Mi madre lo fulminó con la mirada, mi padre disimuló una sonrisa detrás del periódico, y yo preferí concentrarme en cerrar la cremallera de la mochila.
—No sé de qué hablas —dije, intentando sonar tranquilo.
—Claro que no —contestó Nico, guiñándome un ojo—.
Mi padre me dio una palmada en el hombro.
—Entonces ya está todo dicho. Que te vaya bien, hijo. Y si te hace sonreír, no la sueltes.
Nico levantó su taza.
—Y suerte también a ella. La va a necesitar.
—Idiota —dije entre risas, empujándolo suavemente.
Me levanté y colgué la mochila al hombro.
—Créeme, mamá —dije, con un gesto más tierno que desafiante—, si la vida me va a dar una segunda oportunidad, espero que no venga con nombre repetido.

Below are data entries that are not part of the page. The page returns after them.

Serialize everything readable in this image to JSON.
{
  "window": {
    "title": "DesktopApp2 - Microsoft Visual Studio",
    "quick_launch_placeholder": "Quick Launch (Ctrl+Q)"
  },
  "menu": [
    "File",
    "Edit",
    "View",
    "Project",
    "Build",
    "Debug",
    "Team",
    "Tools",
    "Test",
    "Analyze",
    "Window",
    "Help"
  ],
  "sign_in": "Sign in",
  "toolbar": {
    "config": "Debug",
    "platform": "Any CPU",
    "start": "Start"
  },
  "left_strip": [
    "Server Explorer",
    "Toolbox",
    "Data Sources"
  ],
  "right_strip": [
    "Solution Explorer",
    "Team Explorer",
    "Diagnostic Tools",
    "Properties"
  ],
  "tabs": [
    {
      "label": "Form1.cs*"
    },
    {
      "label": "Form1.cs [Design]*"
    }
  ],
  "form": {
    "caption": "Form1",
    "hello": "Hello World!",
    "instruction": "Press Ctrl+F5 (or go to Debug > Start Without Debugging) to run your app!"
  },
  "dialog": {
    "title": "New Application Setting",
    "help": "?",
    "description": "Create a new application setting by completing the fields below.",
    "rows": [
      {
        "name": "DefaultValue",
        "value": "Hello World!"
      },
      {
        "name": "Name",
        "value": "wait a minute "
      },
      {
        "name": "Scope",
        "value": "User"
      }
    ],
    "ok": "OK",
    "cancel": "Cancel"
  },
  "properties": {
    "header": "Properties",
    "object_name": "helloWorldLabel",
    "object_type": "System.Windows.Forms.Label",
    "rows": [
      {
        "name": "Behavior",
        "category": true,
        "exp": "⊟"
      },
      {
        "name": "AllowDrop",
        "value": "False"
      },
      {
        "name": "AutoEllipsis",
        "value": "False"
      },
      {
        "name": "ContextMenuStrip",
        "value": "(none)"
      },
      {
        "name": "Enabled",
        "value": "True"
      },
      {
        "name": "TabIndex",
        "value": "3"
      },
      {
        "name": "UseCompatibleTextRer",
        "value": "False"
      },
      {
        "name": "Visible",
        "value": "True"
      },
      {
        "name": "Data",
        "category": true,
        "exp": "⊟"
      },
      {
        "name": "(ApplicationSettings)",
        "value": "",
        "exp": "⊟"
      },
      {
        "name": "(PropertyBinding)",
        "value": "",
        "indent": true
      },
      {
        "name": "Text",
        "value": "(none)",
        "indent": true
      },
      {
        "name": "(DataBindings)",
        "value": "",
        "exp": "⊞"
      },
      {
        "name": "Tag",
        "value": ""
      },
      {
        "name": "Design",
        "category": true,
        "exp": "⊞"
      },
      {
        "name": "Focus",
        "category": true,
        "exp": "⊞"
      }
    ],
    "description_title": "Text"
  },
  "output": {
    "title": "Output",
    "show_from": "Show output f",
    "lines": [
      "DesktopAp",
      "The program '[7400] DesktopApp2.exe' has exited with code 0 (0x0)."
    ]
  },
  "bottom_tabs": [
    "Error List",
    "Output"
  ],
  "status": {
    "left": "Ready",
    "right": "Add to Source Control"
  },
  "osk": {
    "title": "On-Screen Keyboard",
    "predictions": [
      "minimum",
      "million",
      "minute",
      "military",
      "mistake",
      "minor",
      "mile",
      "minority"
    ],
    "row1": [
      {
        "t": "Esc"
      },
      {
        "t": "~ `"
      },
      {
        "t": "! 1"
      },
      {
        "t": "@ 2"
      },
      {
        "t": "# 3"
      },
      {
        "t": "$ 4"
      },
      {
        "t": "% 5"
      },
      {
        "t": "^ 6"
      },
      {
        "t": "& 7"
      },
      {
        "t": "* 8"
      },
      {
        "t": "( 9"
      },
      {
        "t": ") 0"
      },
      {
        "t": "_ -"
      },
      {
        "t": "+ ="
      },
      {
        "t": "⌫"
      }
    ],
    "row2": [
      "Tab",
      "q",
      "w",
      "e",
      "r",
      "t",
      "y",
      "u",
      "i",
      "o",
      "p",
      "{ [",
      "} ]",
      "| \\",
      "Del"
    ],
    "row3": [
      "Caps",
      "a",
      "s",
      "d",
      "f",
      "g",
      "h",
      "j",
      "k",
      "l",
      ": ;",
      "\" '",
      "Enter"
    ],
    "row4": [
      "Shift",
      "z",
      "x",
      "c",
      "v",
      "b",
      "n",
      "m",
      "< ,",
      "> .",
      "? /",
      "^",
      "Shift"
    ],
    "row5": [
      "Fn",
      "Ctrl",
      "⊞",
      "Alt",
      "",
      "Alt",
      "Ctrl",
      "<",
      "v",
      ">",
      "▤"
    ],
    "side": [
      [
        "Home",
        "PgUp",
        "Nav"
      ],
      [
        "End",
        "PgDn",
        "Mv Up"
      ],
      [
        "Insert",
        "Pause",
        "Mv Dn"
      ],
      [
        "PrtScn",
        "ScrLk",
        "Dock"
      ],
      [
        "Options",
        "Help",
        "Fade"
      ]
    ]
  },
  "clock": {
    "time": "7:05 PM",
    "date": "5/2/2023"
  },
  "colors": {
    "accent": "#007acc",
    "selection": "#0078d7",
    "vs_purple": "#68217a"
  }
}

Ella me miró unos segundos en silencio, evaluando si valía la pena seguir discutiendo. Finalmente, suspiró y sonrió.
—Vale, no cierres puertas, pero al menos deja una ventana abierta.
—Hecho. Pero solo para que entre aire, no fantasmas.
—Siempre con tus frases —dijo, mientras me daba un beso en la mejilla—. Al menos prométeme tres cosas.
—A ver.
—Que vas a comer bien.
—Prometido.
—Que me vas a escribir.
—También.
—Y que, si te cruzas con Florencia…
—Mamá.
—Vale, vale. No dije nada. —Se encogió de hombros, disimulando una sonrisa cómplice—. Solo digo que la educación no se pierde.
—Y la paciencia tampoco, por lo que veo.